Droit de réponse au prétendu censeur :
A la mairie, c’est Y.G, chargé de projet dans le domaine des droits de l’homme, de l’associatif et des luttes contre les discriminations, qui a coordonné cette exposition avec le Génépi.
Nous l’avons contacté pour savoir comment il réagissait à ces accusations de tentative de censure. En premier lieu, Y.G. assure que « pas du tout, ce sont les textes intégralement qui sont là, ce sont leurs textes à la virgule près qui sont exposés au public ». « Mais dans quel but vous ont-ils contacté (les auteurs de l’expo) ? Car leur volonté a été complétement respectée, je peux vous le garantir. »
Mais concernant la suppression de la citation mentionnant que D.Perben est le créateur des établissements pour mineur ? « C’était juste actualisé : il préparait une loi, et à ce jour elle est passée ». « Mais ce qui est important, c’est la promotion de cette exposition... ».

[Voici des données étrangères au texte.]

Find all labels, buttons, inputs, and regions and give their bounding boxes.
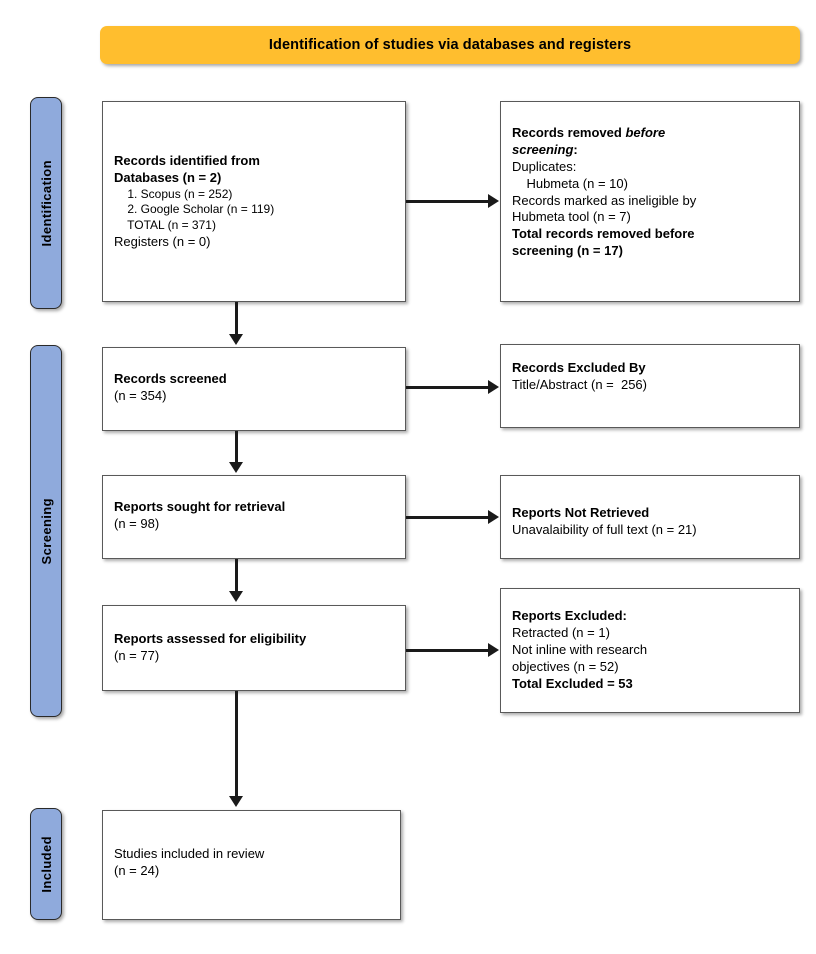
records-excluded-title-line-1: Records Excluded By [512, 360, 646, 375]
stage-label-identification: Identification [30, 97, 62, 309]
box-records-identified: Records identified from Databases (n = 2… [102, 101, 406, 302]
reports-excluded-line-3: Not inline with research [512, 641, 648, 657]
reports-not-retrieved-line-1: Reports Not Retrieved [512, 505, 650, 520]
box-records-screened: Records screened (n = 354) [102, 347, 406, 431]
connector-assessed-to-excluded-line [406, 649, 488, 652]
connector-identified-to-screened-line [235, 302, 238, 336]
connector-screened-to-sought-arrow [228, 462, 243, 473]
records-removed-line-3: Duplicates: [512, 158, 577, 174]
records-screened-line-2: (n = 354) [114, 387, 167, 403]
reports-excluded-line-1: Reports Excluded: [512, 608, 627, 623]
connector-sought-to-assessed-arrow [228, 591, 243, 602]
records-screened-line-1: Records screened [114, 371, 227, 386]
studies-included-line-1: Studies included in review [114, 846, 265, 861]
records-excluded-title-line-2: Title/Abstract (n = 256) [512, 376, 647, 392]
connector-identified-to-screened-arrow [228, 334, 243, 345]
records-removed-line-1-italic: before [625, 125, 666, 140]
connector-identified-to-removed-arrow [488, 194, 499, 208]
records-removed-line-7: Total records removed before [512, 226, 695, 242]
records-removed-line-5: Records marked as ineligible by [512, 192, 697, 208]
records-removed-line-1: Records removed [512, 125, 626, 140]
connector-sought-to-not-retrieved-arrow [488, 510, 499, 524]
reports-excluded-line-2: Retracted (n = 1) [512, 624, 610, 640]
connector-screened-to-excluded-line [406, 386, 488, 389]
box-reports-excluded: Reports Excluded: Retracted (n = 1) Not … [500, 588, 800, 713]
records-removed-line-2-colon: : [573, 141, 578, 157]
stage-label-screening: Screening [30, 345, 62, 717]
connector-sought-to-not-retrieved-line [406, 516, 488, 519]
reports-excluded-line-4: objectives (n = 52) [512, 658, 619, 674]
box-reports-sought-for-retrieval: Reports sought for retrieval (n = 98) [102, 475, 406, 559]
studies-included-line-2: (n = 24) [114, 862, 160, 878]
reports-sought-line-1: Reports sought for retrieval [114, 499, 286, 514]
box-reports-assessed-for-eligibility: Reports assessed for eligibility (n = 77… [102, 605, 406, 691]
connector-assessed-to-excluded-arrow [488, 643, 499, 657]
records-identified-line-3: 1. Scopus (n = 252) [114, 186, 233, 201]
records-identified-line-2: Databases (n = 2) [114, 169, 222, 185]
box-records-removed-before-screening: Records removed before screening: Duplic… [500, 101, 800, 302]
box-records-excluded-by-title-abstract: Records Excluded By Title/Abstract (n = … [500, 344, 800, 428]
reports-assessed-line-1: Reports assessed for eligibility [114, 631, 307, 646]
box-reports-not-retrieved: Reports Not Retrieved Unavalaibility of … [500, 475, 800, 559]
connector-screened-to-sought-line [235, 431, 238, 464]
stage-label-screening-text: Screening [38, 497, 54, 565]
records-removed-line-2-italic: screening [512, 141, 574, 157]
records-removed-line-4: Hubmeta (n = 10) [512, 175, 628, 191]
records-identified-line-6: Registers (n = 0) [114, 233, 211, 249]
connector-identified-to-removed-line [406, 200, 488, 203]
records-identified-line-4: 2. Google Scholar (n = 119) [114, 202, 275, 217]
diagram-header-banner: Identification of studies via databases … [100, 26, 800, 64]
reports-assessed-line-2: (n = 77) [114, 647, 160, 663]
reports-not-retrieved-line-2: Unavalaibility of full text (n = 21) [512, 521, 697, 537]
records-removed-line-8: screening (n = 17) [512, 243, 623, 259]
connector-assessed-to-included-line [235, 691, 238, 798]
box-studies-included-in-review: Studies included in review (n = 24) [102, 810, 401, 920]
records-identified-line-1: Records identified from [114, 153, 260, 168]
reports-sought-line-2: (n = 98) [114, 515, 160, 531]
connector-sought-to-assessed-line [235, 559, 238, 593]
connector-assessed-to-included-arrow [228, 796, 243, 807]
records-removed-line-6: Hubmeta tool (n = 7) [512, 209, 631, 225]
reports-excluded-line-5: Total Excluded = 53 [512, 675, 633, 691]
stage-label-included: Included [30, 808, 62, 920]
stage-label-included-text: Included [38, 835, 54, 893]
connector-screened-to-excluded-arrow [488, 380, 499, 394]
records-identified-line-5: TOTAL (n = 371) [114, 217, 216, 232]
diagram-header-title: Identification of studies via databases … [268, 37, 632, 53]
stage-label-identification-text: Identification [38, 159, 54, 247]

Mais autrement je vous assure, j’ai sous les yeux des textes corrigés et censurés. Alors ca vient du Génépi ? Qui a réalisé ces versions corrigées ? « Oh mais tout a été refait, rectifié. Le texte exposé est intégralement le leur. C’est une expo vachement bien... mais ils ne l’ont pas fabriquée ! L’expo a été vendue au Génépi, et au départ, il n’y avait que des photos. Puis le photographe a voulu des textes aves les photos... »
« Mais cela, (la tentative de censure) écoutez, ça n’a aucune importance, faut pas déformer, ce n’est pas du tout ce qu’il s’est passé. Je ne comprends pas d’ailleurs car le problème est résolu et ils en parlent encore. La censure ce n’est pas cela, c’est des coupures dans le dos, avec des grands ciseaux... c’est la stasi quoi ! Ici c’est juste quelques formules qui pouvaient choquer les lycéens ou les enseignants. On a eu des échanges, et en dernier recours, la décision leur appartenait. Il y a eu des imperfections juridiques, c’est cela le problème. C’est quand même un sujet important la prison. Je ne veux plus parler de petites bricoles qu’il y a eu dans la phase d’élaboration. Cela aurait été plus simple s’ils étaient plus professionnels. »
Et sur le fait qu’ils n’ont pas été invités à prendre la parole lors de l’inauguration ? « Cela, il faut voir avec le Génépi ».